Sunday, 21 August 2011

Sunday Supplement 1: New books and immanent trips

I've never quite got the hang of this blogging business. Too retiring, perhaps, to share much of myself here. But I'd like to try. Having watched Julie and Julia a couple of week's ago, I'm inspired by - and a little enraptured with - the idea of emotional honesty in blogs, of using them as a journal of experience. Schmaltzy movies always get to me; they tend to feature characters that I want to be more like.

There's so much more to reading than simply reviewing, and that is what I wish to capture here. The joy of discovery, random thoughts that drift through one's mind while reading, how where and when one reads a book impacts on the response to it.

It was my Birthday a couple of weeks ago and I got a few books I'd been hoping for. From Megan, I got The Street of Crocodiles by Bruno Schulz, which I discovered through reading Jonathan Safran Foer's die-cut Tree of Codes, and because it was then recommended in The Book Hive, the premier independent bookshop in Norwich, by acclaimed poet George Szirtes. I haven't yet read it, but I will get there soon. Also unwrapped was a signed copy of A Monster Calls by Patrick Ness, that I borrowed from the library and read earlier this year but wanted a copy of my own to keep . It is a beautifully produced book, one I could flick through for hours just looking at the illustrations. Like the art of Shaun Tan, it would be suited to enlarging and framing and hanging from the wall. Well, if it weren't so dark and foreboding, anyway.

From my parents I also received the latest Andrey Kurkov novel to be translated into English, The Milkman in the Night, and a work of sociology that my mum mentioned reading when she was a student and which had an impact on her thinking. Written in the 1970s, it is called The Gift Relationship and looks at the value altruism plays in a healthy society, considering specifically blood donation. With David Cameron's supposedly radical Big Society in the news at the moment, I was interested in looking back at what altruism can offer and how it can be harnessed for the good of society, rather than coerced for small government ideological reasons. I don't read many academic studies, so I don't know whether I'll get around to reading this or not, but much of book buying, for me at least, is aspirational, reflecting the person I want to be rather than the person I am.

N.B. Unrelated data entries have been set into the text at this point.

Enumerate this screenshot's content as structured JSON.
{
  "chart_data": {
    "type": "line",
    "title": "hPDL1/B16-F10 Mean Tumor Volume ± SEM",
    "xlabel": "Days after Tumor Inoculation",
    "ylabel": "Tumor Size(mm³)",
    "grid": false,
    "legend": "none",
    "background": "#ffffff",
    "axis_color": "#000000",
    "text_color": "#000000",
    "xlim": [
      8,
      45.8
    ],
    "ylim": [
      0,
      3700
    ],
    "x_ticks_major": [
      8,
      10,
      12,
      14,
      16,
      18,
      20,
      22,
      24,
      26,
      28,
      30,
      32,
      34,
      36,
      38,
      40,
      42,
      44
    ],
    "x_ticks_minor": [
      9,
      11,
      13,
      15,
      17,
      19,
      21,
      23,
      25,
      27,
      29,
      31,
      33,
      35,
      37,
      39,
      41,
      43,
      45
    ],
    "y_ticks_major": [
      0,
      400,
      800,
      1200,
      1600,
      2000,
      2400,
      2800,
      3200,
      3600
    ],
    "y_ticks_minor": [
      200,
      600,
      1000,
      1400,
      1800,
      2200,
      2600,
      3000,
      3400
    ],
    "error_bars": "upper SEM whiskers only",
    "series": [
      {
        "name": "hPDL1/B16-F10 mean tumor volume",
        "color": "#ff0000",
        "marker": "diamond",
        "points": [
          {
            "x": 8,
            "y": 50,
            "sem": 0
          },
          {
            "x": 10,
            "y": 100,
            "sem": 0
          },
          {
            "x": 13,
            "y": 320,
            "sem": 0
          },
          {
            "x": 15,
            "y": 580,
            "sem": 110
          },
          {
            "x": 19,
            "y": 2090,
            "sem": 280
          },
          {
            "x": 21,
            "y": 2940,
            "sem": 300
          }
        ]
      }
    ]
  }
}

As if that wasn't enough books to keep me busy, on returning to work I found a mound of books that I had requested from publishers. Forthcoming and recently published books by the likes of Joe Dunthorne, Dalgit Nagra, Hari Kunzru, Anna Funder, Esi Edugyan, Erin Morgenstern, and more. It was like having my birthday all over again, and when I came to the last pile I couldn't believe my luck. There, on the bottom of the pile, were proofs of Murakami's forthcoming 1Q84. I hadn't expected there to be proofs, much less that I would be sent one!

Expecting to get something I've put on my birthday list, lets me anticipate it, get used to the idea of wanting it, and plan when to read it. I love it. But presents are best of all when they anticipate what you most want, and give you a complete surprise. Nothing could have beaten the excitement I felt on finding the Murakami proofs. 
I'm off to Edinburgh this week, to check out some authors at the International Book Festival, and play an ingenious place specific poetry game at the Fringe Festival. Run by Cambridge poet Ross Sutherland and social games entrepreneurs Hide and Seek, Hinterland is, according to their website, "about the space that appears when we speak languages that aren’t our mother tongue. And maybe also a bit about how rubbish so many of us tend to be at speaking languages other than English." I don't fully understand it, as yet, but it sounds intriguing, and the collage poem Ross created as a result of their last collaboration recreated the atmosphere or walking alone through an urban night, and is well worth a listen.

I'll let you know what it's like, and which authors caught my eye, next week. In the meantime I have twelve hours or train journey's ahead of me in which to read some of the books I haven't had a chance to yet this year. I'm definitely taking Naomi Wood's The Godless Boys, and probably The Echo Chamber by Luke Williams. But what else I haven't yet decided. Could go for highly rated The Night Circus by Erin Morgenstern, or possibly The Street of Crocodiles. I'm saving 1Q84 for a luxuriant treat when I get back home.

Happy reading!


Louise said...

Hope you enjoy Edinburgh. I loved Julie & Julia and it's one of the things that inspired me to be more organised with my blogging.

Who knows, in a couple of years time Meryl Street could be playing me... or you

Sam Ruddock said...

Hi Louise. I know film makers take liberties with characters, but I hope they wouldn't go quite as far as having Meryl Streep play me! ;)

Only just discovered your blog but enjoying your work so far. Got plenty to read over the coming days!